How can the Catholic Church support spirituality in families?

Concerns over Catholic Parents’ Views on Passing on Faith

Catholic experts are expressing concern over the results of a recent survey conducted by the Pew Research Center, which found that only 35% of U.S. Catholic parents consider it extremely or very important for their children to grow up holding similar religious beliefs. The survey also revealed that 30% of Catholic parents believe it is somewhat important, while 34% say it is not too important or not important at all.

Ambivalence among Catholic Families

The findings of the survey highlight a growing ambivalence among Catholic families when it comes to passing on their religious beliefs to their children. Susan M. Timoney, an associate professor at The Catholic University of America’s School of Theology and Religious Studies, expressed concern over this ambivalence, stating that it calls for a spiritual renewal among parents and families.

According to Timoney, many Catholic parents want their children to be good people, which encompasses many elements of a Catholic worldview. However, they struggle to share a conviction about the importance of practicing the Catholic faith and nurturing a personal relationship with God.

Lack of Perceived Impact of Faith on Relationships

Greg Popcak, director of, suggested that the survey results may be attributed to the belief among people that faith and religious practice complicate their relationships rather than benefit them. He noted that many view church as just another item on their already busy to-do list, while others fail to see how following religious rules positively impacts the quality of their relationships.

Popcak emphasized the importance of showing people how the Catholic faith can help them lead more loving, connected, and caring lives, especially within their families. He highlighted the CatholicHOM (Households on Mission) app, a digital family formation platform for Catholic families, as an example of an effort to demonstrate the positive impact of faith on family life.

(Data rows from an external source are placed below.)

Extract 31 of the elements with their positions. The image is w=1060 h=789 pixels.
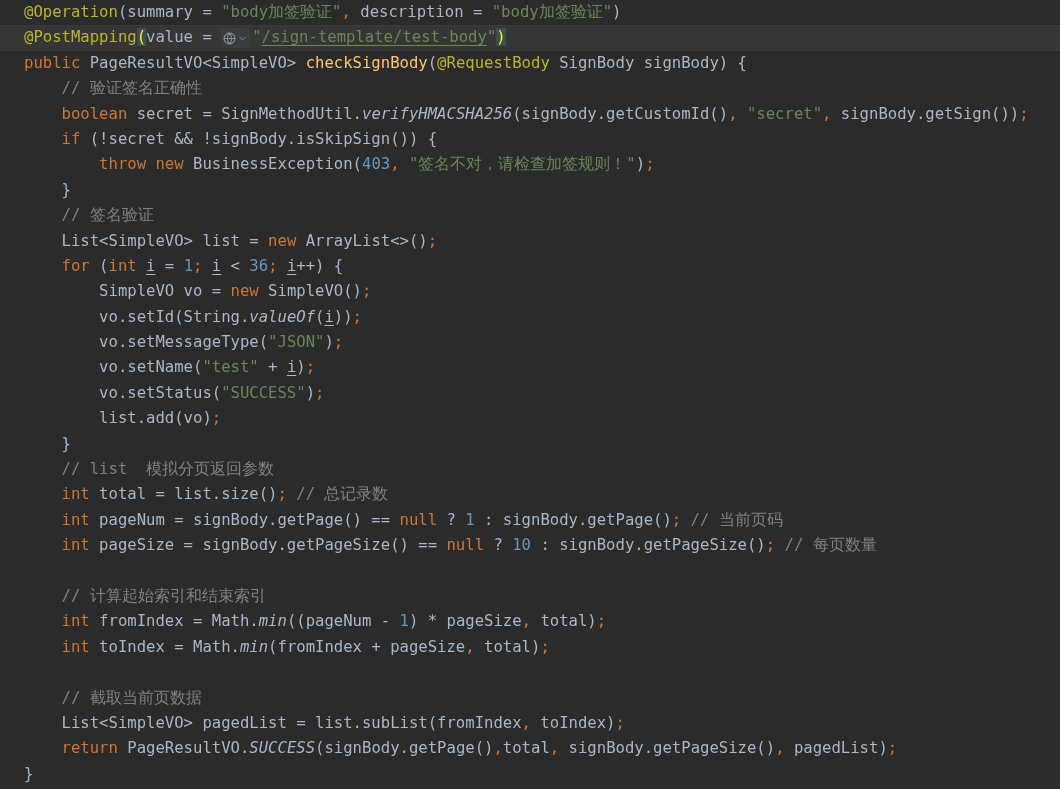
code-line: @PostMapping(value = [24, 27, 213, 49]
code-line: vo.setName("test" + i); [98, 357, 316, 379]
code-line: SimpleVO vo = new SimpleVO(); [98, 281, 372, 303]
code-line: int toIndex = Math.min(fromIndex + pageSize, total); [60, 636, 550, 658]
code-line: // 计算起始索引和结束索引 [60, 586, 266, 607]
code-line: if (!secret && !signBody.isSkipSign()) { [60, 128, 438, 150]
code-line: // 截取当前页数据 [60, 687, 202, 709]
code-line: throw new BusinessException(403, "签名不对，请检查加签规则！"); [98, 154, 655, 176]
code-line: int total = list.size(); // 总记录数 [60, 484, 389, 506]
code-line: List<SimpleVO> list = new ArrayList<>(); [60, 230, 438, 252]
code-line: int fromIndex = Math.min((pageNum - 1) * pageSize, total); [60, 611, 607, 633]
code-line: boolean secret = SignMethodUtil.verifyHMACSHA256(signBody.getCustomId(), "secret", signBody.getSign()); [60, 103, 1029, 125]
code-line: vo.setMessageType("JSON"); [98, 332, 344, 354]
code-line: int pageNum = signBody.getPage() == null ? 1 : signBody.getPage(); // 当前页码 [60, 509, 783, 531]
code-line: "/sign-template/test-body") [252, 27, 506, 49]
code-line: } [60, 179, 71, 201]
code-line: vo.setStatus("SUCCESS"); [98, 382, 325, 404]
code-line: List<SimpleVO> pagedList = list.subList(fromIndex, toIndex); [60, 712, 625, 734]
code-line: vo.setId(String.valueOf(i)); [98, 306, 362, 328]
code-line: @Operation(summary = "body加签验证", description = "body加签验证") [24, 2, 622, 23]
code-line: // list 模拟分页返回参数 [60, 459, 275, 481]
code-line: } [60, 433, 71, 455]
code-line: // 签名验证 [60, 205, 154, 227]
code-line: // 验证签名正确性 [60, 78, 202, 100]
code-line: list.add(vo); [98, 408, 222, 430]
code-line: public PageResultVO<SimpleVO> checkSignBody(@RequestBody SignBody signBody) { [24, 52, 747, 74]
code-line: } [24, 763, 34, 785]
code-line: return PageResultVO.SUCCESS(signBody.getPage(),total, signBody.getPageSize(), pagedList); [60, 738, 898, 760]
code-line: int pageSize = signBody.getPageSize() == null ? 10 : signBody.getPageSize(); // 每页数量 [60, 535, 877, 557]
globe-dropdown-icon[interactable] [221, 28, 251, 49]
code-line: for (int i = 1; i < 36; i++) { [60, 255, 344, 277]
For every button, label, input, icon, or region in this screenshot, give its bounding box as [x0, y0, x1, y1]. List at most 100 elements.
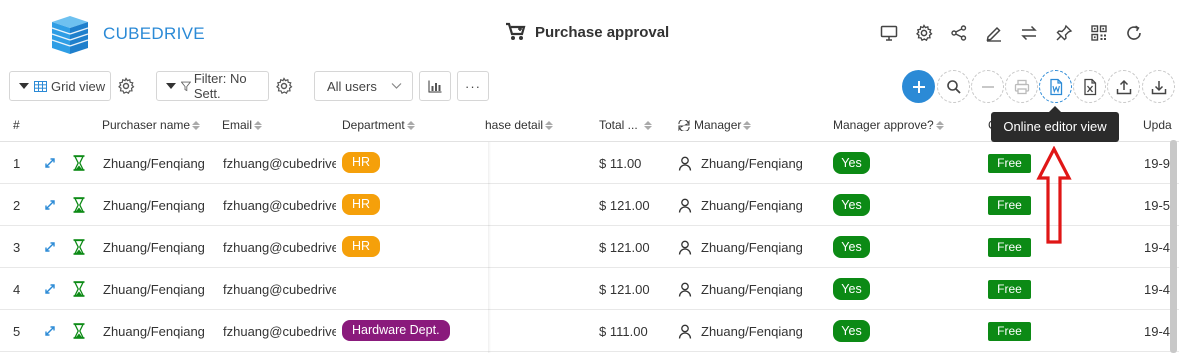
- expand-icon[interactable]: [43, 156, 57, 170]
- view-settings-gear-icon[interactable]: [117, 77, 135, 95]
- manager-cell[interactable]: Zhuang/Fenqiang: [701, 240, 803, 255]
- table-row[interactable]: 3 Zhuang/Fenqiang fzhuang@cubedrive HR $ 121…: [0, 226, 1179, 268]
- purchaser-name-cell[interactable]: Zhuang/Fenqiang: [103, 324, 205, 339]
- expand-icon[interactable]: [43, 324, 57, 338]
- updated-cell[interactable]: 19-4: [1144, 282, 1170, 297]
- cubedrive-logo: [51, 16, 89, 54]
- col-header-email[interactable]: Email: [222, 118, 263, 132]
- app-header: CUBEDRIVE Purchase approval: [0, 0, 1179, 66]
- approve-tag[interactable]: Yes: [833, 152, 870, 174]
- col-header-manager-approve[interactable]: Manager approve?: [833, 118, 944, 132]
- swap-icon[interactable]: [1018, 22, 1040, 44]
- updated-cell[interactable]: 19-4: [1144, 324, 1170, 339]
- manager-cell[interactable]: Zhuang/Fenqiang: [701, 282, 803, 297]
- hourglass-icon[interactable]: [72, 239, 86, 255]
- total-cell[interactable]: $ 11.00: [599, 156, 641, 171]
- header-actions: [878, 22, 1145, 44]
- approve-tag[interactable]: Yes: [833, 236, 870, 258]
- users-select[interactable]: All users: [314, 71, 413, 101]
- row-number: 2: [13, 198, 21, 213]
- total-cell[interactable]: $ 121.00: [599, 198, 650, 213]
- pin-icon[interactable]: [1053, 22, 1075, 44]
- qrcode-icon[interactable]: [1088, 22, 1110, 44]
- free-tag[interactable]: Free: [988, 280, 1031, 299]
- gear-icon[interactable]: [913, 22, 935, 44]
- table-row[interactable]: 5 Zhuang/Fenqiang fzhuang@cubedrive Hardwar…: [0, 310, 1179, 352]
- online-editor-view-button[interactable]: [1039, 70, 1072, 103]
- hourglass-icon[interactable]: [72, 281, 86, 297]
- approve-tag[interactable]: Yes: [833, 194, 870, 216]
- manager-cell[interactable]: Zhuang/Fenqiang: [701, 198, 803, 213]
- add-record-button[interactable]: [902, 70, 935, 103]
- col-header-manager-approve-label: Manager approve?: [833, 118, 934, 132]
- total-cell[interactable]: $ 121.00: [599, 240, 650, 255]
- email-cell[interactable]: fzhuang@cubedrive: [223, 240, 336, 255]
- excel-export-button[interactable]: [1073, 70, 1106, 103]
- share-icon[interactable]: [948, 22, 970, 44]
- caret-down-icon: [19, 83, 29, 89]
- purchaser-name-cell[interactable]: Zhuang/Fenqiang: [103, 240, 205, 255]
- more-button[interactable]: ···: [457, 71, 489, 101]
- free-tag[interactable]: Free: [988, 322, 1031, 341]
- hourglass-icon[interactable]: [72, 197, 86, 213]
- col-header-num[interactable]: #: [13, 118, 20, 132]
- col-header-updated[interactable]: Upda: [1143, 118, 1172, 132]
- sort-icon: [935, 120, 944, 130]
- filter-dropdown[interactable]: Filter: No Sett.: [156, 71, 269, 101]
- user-icon: [678, 240, 692, 255]
- print-button[interactable]: [1005, 70, 1038, 103]
- delete-record-button[interactable]: [971, 70, 1004, 103]
- table-row[interactable]: 1 Zhuang/Fenqiang fzhuang@cubedrive HR $ 11.…: [0, 142, 1179, 184]
- table-row[interactable]: 4 Zhuang/Fenqiang fzhuang@cubedrive $ 121.0…: [0, 268, 1179, 310]
- sort-icon: [743, 120, 752, 130]
- updated-cell[interactable]: 19-9: [1144, 156, 1170, 171]
- free-tag[interactable]: Free: [988, 196, 1031, 215]
- department-tag[interactable]: HR: [342, 236, 381, 257]
- hourglass-icon[interactable]: [72, 323, 86, 339]
- total-cell[interactable]: $ 121.00: [599, 282, 650, 297]
- upload-button[interactable]: [1107, 70, 1140, 103]
- department-tag[interactable]: HR: [342, 194, 381, 215]
- col-header-department[interactable]: Department: [342, 118, 415, 132]
- approve-tag[interactable]: Yes: [833, 320, 870, 342]
- link-field-icon: [678, 119, 690, 131]
- updated-cell[interactable]: 19-4: [1144, 240, 1170, 255]
- email-cell[interactable]: fzhuang@cubedrive: [223, 282, 336, 297]
- brand-name: CUBEDRIVE: [103, 24, 205, 43]
- edit-icon[interactable]: [983, 22, 1005, 44]
- refresh-icon[interactable]: [1123, 22, 1145, 44]
- user-icon: [678, 156, 692, 171]
- hourglass-icon[interactable]: [72, 155, 86, 171]
- email-cell[interactable]: fzhuang@cubedrive: [223, 324, 336, 339]
- col-header-manager[interactable]: Manager: [678, 118, 752, 132]
- filter-settings-gear-icon[interactable]: [275, 77, 293, 95]
- department-tag[interactable]: Hardware Dept.: [342, 320, 450, 341]
- expand-icon[interactable]: [43, 282, 57, 296]
- col-header-purchase-detail[interactable]: hase detail: [485, 118, 554, 132]
- purchaser-name-cell[interactable]: Zhuang/Fenqiang: [103, 282, 205, 297]
- vertical-scrollbar[interactable]: [1170, 140, 1177, 353]
- manager-cell[interactable]: Zhuang/Fenqiang: [701, 324, 803, 339]
- purchaser-name-cell[interactable]: Zhuang/Fenqiang: [103, 156, 205, 171]
- download-button[interactable]: [1142, 70, 1175, 103]
- desktop-icon[interactable]: [878, 22, 900, 44]
- purchaser-name-cell[interactable]: Zhuang/Fenqiang: [103, 198, 205, 213]
- total-cell[interactable]: $ 111.00: [599, 324, 648, 339]
- email-cell[interactable]: fzhuang@cubedrive: [223, 198, 336, 213]
- bar-chart-icon: [428, 80, 442, 93]
- expand-icon[interactable]: [43, 240, 57, 254]
- expand-icon[interactable]: [43, 198, 57, 212]
- approve-tag[interactable]: Yes: [833, 278, 870, 300]
- chart-button[interactable]: [419, 71, 451, 101]
- table-row[interactable]: 2 Zhuang/Fenqiang fzhuang@cubedrive HR $ 121…: [0, 184, 1179, 226]
- email-cell[interactable]: fzhuang@cubedrive: [223, 156, 336, 171]
- free-tag[interactable]: Free: [988, 154, 1031, 173]
- grid-view-dropdown[interactable]: Grid view: [9, 71, 111, 101]
- manager-cell[interactable]: Zhuang/Fenqiang: [701, 156, 803, 171]
- search-button[interactable]: [937, 70, 970, 103]
- free-tag[interactable]: Free: [988, 238, 1031, 257]
- col-header-purchaser[interactable]: Purchaser name: [102, 118, 201, 132]
- col-header-total[interactable]: Total ...: [599, 118, 652, 132]
- department-tag[interactable]: HR: [342, 152, 381, 173]
- updated-cell[interactable]: 19-5: [1144, 198, 1170, 213]
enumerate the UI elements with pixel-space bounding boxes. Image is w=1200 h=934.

Evangelization of Catholic Adults

Joseph White, a child and family psychologist and associate publisher for catechetical resources at OSV, found it particularly striking that a third of Catholic parents do not consider passing on their faith to be important. He argued that this highlights the need for evangelization among Catholic adults.

According to White, the issue is not just a lack of knowledge about the Catholic faith but a failure to understand why their children would need it. He called for a refocus on the “kerygma,” the core message of the Gospel, to help Catholics rediscover the significance of Jesus and the Church in their lives.

White emphasized the importance of helping children see the need for Jesus and the Church by helping them understand what Jesus has done for them and who he is. He believes that when children develop a personal connection with Jesus, they will naturally want to know more about him and be active in the Church.

Similarities between Catholic Parents and U.S. Parents in General

In many aspects, the responses of Catholic parents in the survey closely resembled those of U.S. parents in general. The percentage of Catholic parents who consider it important for their children to have similar religious beliefs as adults (35%) aligned with the percentage of all parents (35%). Similarly, the majority of both U.S. parents (81%) and Catholic parents (81%) find it important for their children to grow up as individuals who help others in need.

The survey also revealed that parents’ answers varied based on their frequency of religious service attendance. U.S. parents who attend religious services at least once a week are more likely to consider it important to raise children who share their religious views.

The Role of Catholic Parishes and Schools

With two-thirds of Catholic parents believing it is at least somewhat important for their children to hold their religious beliefs as adults, Joseph White recommended that ministry leaders in Catholic parishes and schools provide evidence-based tools to parents to ensure the passing on of the Catholic faith to the next generation.

White emphasized that it is the primary responsibility of the parish to help parents raise their children as lifelong disciples of Jesus. He referred to Pope Francis’s call for the Church to be a “family of families” and urged for a renewed effort to ensure the unity of families within the Church.

In conclusion, the survey results indicating a lack of importance placed on passing on religious beliefs among Catholic parents highlight the need for a spiritual renewal among families. Efforts to demonstrate the positive impact of faith on family life and a refocus on the core message of the Gospel are crucial in supporting the spirituality of Catholic families. Additionally, ministry leaders in Catholic parishes and schools should provide resources and tools to help parents in their role as the primary spiritual educators of their children. By strengthening the connection between families, the Church can better support the spiritual growth of Catholic families.